Well, okay then............................


----------



## Elizabeth Lynn (May 31, 2018)

Grey is a neutral color. Some other colors such as yellow or green can be too bold for a home and are hard to pair with other aspects of your space. Grey brings a cozy and stylish look to your space. Also, it can easily be matched with most other colors.


----------



## Gary (May 31, 2018)

We painted our foyer gray. In some light it looks gray in others almost white. Painted the bedroom an even lighter shade of gray and it does the same thing, only more.


----------



## swimmer_spe (May 31, 2018)

Elizabeth Lynn said:


> Grey is a neutral color. Some other colors such as yellow or green can be too bold for a home and are hard to pair with other aspects of your space. Grey brings a cozy and stylish look to your space. Also, it can easily be matched with most other colors.



I was in the navy for 8 years. The ships are painted in various shades of grey. Not one of them feels "cozy".


----------



## Elizabeth Lynn (Jun 1, 2018)

swimmer_spe said:


> I was in the navy for 8 years. The ships are painted in various shades of grey. Not one of them feels "cozy".


Well that's because it's a different circumstance. It's hard to relate the navy to a room color for a home. Grey for a bedroom can make the room feel warm since it's a neutral color. As it says in this article from Better Homes & Gardens: https://www.bhg.com/decorating/color/paint/cozy-colors/ charcoal, a darker grey, can bring warmth to a room.


----------



## swimmer_spe (Jun 1, 2018)

Elizabeth Lynn said:


> Well that's because it's a different circumstance. It's hard to relate the navy to a room color for a home. Grey for a bedroom can make the room feel warm since it's a neutral color. As it says in this article from Better Homes & Gardens: https://www.bhg.com/decorating/color/paint/cozy-colors/ charcoal, a darker grey, can bring warmth to a room.

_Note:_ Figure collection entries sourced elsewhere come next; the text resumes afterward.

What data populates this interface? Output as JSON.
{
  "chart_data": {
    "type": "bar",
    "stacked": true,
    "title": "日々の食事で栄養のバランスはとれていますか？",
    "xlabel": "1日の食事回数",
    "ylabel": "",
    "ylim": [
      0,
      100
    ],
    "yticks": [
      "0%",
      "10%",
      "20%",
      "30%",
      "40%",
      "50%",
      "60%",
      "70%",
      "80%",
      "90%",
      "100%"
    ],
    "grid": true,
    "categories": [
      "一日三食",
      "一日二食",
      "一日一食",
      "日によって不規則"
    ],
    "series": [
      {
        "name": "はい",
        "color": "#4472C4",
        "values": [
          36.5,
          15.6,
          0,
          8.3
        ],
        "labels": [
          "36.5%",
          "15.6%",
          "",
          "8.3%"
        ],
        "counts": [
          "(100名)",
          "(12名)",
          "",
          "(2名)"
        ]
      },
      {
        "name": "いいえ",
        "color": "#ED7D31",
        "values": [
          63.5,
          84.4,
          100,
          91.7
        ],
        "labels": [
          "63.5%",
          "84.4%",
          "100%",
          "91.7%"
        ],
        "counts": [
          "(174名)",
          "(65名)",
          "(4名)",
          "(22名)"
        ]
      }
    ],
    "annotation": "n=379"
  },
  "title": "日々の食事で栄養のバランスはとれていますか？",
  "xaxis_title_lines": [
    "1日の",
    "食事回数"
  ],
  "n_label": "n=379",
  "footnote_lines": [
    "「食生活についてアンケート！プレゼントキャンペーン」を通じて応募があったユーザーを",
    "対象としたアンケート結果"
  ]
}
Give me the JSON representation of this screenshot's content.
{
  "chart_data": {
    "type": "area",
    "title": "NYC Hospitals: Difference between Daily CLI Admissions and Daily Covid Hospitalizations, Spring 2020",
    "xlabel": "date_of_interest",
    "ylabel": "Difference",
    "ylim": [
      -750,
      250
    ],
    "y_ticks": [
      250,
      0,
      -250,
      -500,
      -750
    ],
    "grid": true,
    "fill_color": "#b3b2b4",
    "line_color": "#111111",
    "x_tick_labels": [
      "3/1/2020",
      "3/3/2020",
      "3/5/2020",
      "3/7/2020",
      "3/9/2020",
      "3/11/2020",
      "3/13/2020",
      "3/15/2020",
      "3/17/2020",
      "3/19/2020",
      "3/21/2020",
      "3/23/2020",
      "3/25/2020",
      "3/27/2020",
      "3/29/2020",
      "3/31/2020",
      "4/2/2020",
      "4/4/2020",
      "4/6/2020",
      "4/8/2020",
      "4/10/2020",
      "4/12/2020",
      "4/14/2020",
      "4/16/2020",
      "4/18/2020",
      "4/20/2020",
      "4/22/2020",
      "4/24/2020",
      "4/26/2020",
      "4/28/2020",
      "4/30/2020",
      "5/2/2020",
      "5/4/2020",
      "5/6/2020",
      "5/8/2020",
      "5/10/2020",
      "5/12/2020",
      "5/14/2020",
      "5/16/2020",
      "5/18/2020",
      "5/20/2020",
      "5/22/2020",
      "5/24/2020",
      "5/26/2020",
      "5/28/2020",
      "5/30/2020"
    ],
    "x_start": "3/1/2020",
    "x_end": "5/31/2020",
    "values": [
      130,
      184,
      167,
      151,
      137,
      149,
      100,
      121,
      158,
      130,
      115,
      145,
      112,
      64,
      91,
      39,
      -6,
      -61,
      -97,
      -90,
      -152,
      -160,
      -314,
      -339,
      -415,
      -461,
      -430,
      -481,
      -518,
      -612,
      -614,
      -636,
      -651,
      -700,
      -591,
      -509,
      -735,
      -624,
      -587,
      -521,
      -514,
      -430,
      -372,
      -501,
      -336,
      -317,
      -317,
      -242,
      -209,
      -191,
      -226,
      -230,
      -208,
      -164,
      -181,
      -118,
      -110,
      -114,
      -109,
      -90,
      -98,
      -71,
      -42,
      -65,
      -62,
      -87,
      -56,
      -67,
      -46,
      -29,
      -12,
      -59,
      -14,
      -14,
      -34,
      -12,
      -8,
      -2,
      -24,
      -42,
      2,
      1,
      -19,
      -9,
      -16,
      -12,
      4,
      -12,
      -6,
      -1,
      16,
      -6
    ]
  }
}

Yes, that is what they say. Any homes I have been to that have been painted in various greys makes me feel like I am back on a ship.


----------



## slownsteady (Jun 2, 2018)

But seriously, just like white walls were "in" back in the 80's. A neutral background allows you to decorate with colors that don't get overbearing. Pittsburgh seems to be inundated in purple...or yellow... bathrooms. When you walk into these rooms you get blasted with color.


----------